To mitigate this, the proposal suggests that CMS establish clear guardrails. Specifically, any “primarily health-related” nutritious food benefit must be aligned with the Dietary Guidelines for Americans. By excluding non-healthy food categories, CMS can ensure that these benefits function as clinical tools rather than general subsidies. This ensures that the benefit remains a medical intervention, prescribed and utilized to achieve a specific health outcome.
This approach aligns with the current administration’s stated commitment to leveraging real food to tackle chronic disease and eliminating waste in the healthcare system. It moves the needle from a reactive system to a proactive one.
Disclaimer: This article is for informational purposes only and does not constitute medical or legal advice. Please consult with a healthcare provider or a Medicare specialist regarding specific plan benefits and health management.
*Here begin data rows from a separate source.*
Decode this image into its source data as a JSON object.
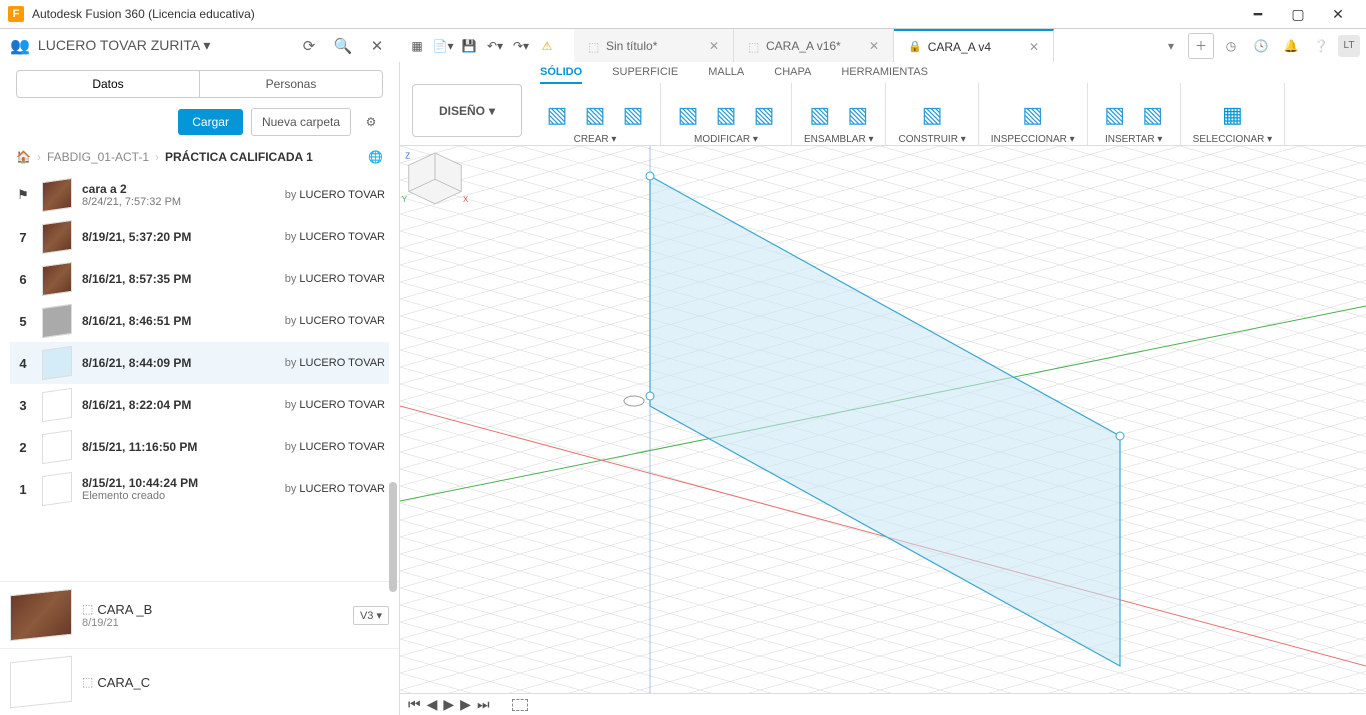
{
  "titlebar": {
    "app_title": "Autodesk Fusion 360 (Licencia educativa)",
    "logo_letter": "F"
  },
  "userbar": {
    "username": "LUCERO TOVAR ZURITA",
    "avatar_initials": "LT",
    "doctabs": [
      {
        "label": "Sin título*",
        "active": false,
        "locked": false
      },
      {
        "label": "CARA_A v16*",
        "active": false,
        "locked": false
      },
      {
        "label": "CARA_A v4",
        "active": true,
        "locked": true
      }
    ]
  },
  "datapanel": {
    "tabs": {
      "data": "Datos",
      "people": "Personas"
    },
    "upload_label": "Cargar",
    "newfolder_label": "Nueva carpeta",
    "breadcrumb": [
      "FABDIG_01-ACT-1",
      "PRÁCTICA CALIFICADA 1"
    ],
    "by_prefix": "by",
    "versions": [
      {
        "badge": "flag",
        "thumb": "wood",
        "title": "cara a 2",
        "ts": "8/24/21, 7:57:32 PM",
        "author": "LUCERO TOVAR"
      },
      {
        "badge": "7",
        "thumb": "wood",
        "title": "8/19/21, 5:37:20 PM",
        "ts": "",
        "author": "LUCERO TOVAR"
      },
      {
        "badge": "6",
        "thumb": "wood",
        "title": "8/16/21, 8:57:35 PM",
        "ts": "",
        "author": "LUCERO TOVAR"
      },
      {
        "badge": "5",
        "thumb": "grey",
        "title": "8/16/21, 8:46:51 PM",
        "ts": "",
        "author": "LUCERO TOVAR"
      },
      {
        "badge": "4",
        "thumb": "blue",
        "title": "8/16/21, 8:44:09 PM",
        "ts": "",
        "author": "LUCERO TOVAR",
        "selected": true
      },
      {
        "badge": "3",
        "thumb": "white",
        "title": "8/16/21, 8:22:04 PM",
        "ts": "",
        "author": "LUCERO TOVAR"
      },
      {
        "badge": "2",
        "thumb": "white",
        "title": "8/15/21, 11:16:50 PM",
        "ts": "",
        "author": "LUCERO TOVAR"
      },
      {
        "badge": "1",
        "thumb": "white",
        "title": "8/15/21, 10:44:24 PM",
        "ts": "Elemento creado",
        "author": "LUCERO TOVAR"
      }
    ],
    "assets": [
      {
        "name": "CARA _B",
        "date": "8/19/21",
        "version": "V3 ▾",
        "thumb": "wood"
      },
      {
        "name": "CARA_C",
        "date": "",
        "version": "",
        "thumb": "tri"
      }
    ]
  },
  "ribbon": {
    "workspace_label": "DISEÑO",
    "tabs": [
      "SÓLIDO",
      "SUPERFICIE",
      "MALLA",
      "CHAPA",
      "HERRAMIENTAS"
    ],
    "active_tab": 0,
    "groups": [
      {
        "label": "CREAR ▾",
        "icons": 3
      },
      {
        "label": "MODIFICAR ▾",
        "icons": 3
      },
      {
        "label": "ENSAMBLAR ▾",
        "icons": 2
      },
      {
        "label": "CONSTRUIR ▾",
        "icons": 1
      },
      {
        "label": "INSPECCIONAR ▾",
        "icons": 1
      },
      {
        "label": "INSERTAR ▾",
        "icons": 2
      },
      {
        "label": "SELECCIONAR ▾",
        "icons": 1
      }
    ]
  },
  "viewcube": {
    "axes": [
      "X",
      "Y",
      "Z"
    ]
  }
}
The Path Toward a Preventive Framework
The transition toward recognizing nutrition as a core health benefit is not a radical shift, but a logical evolution of managed care. By updating its guidance, CMS can provide Medicare Advantage plans with the flexibility to treat food with the same clinical importance as a preventative screening or a vaccination.
The next critical checkpoint for these types of policy shifts typically occurs during the CMS annual announcement of Medicare Advantage and Part D payment rates and guidance, which generally takes place in the spring. This period serves as the primary window for CMS to refine supplemental benefit definitions and implement new guardrails for the coming plan year.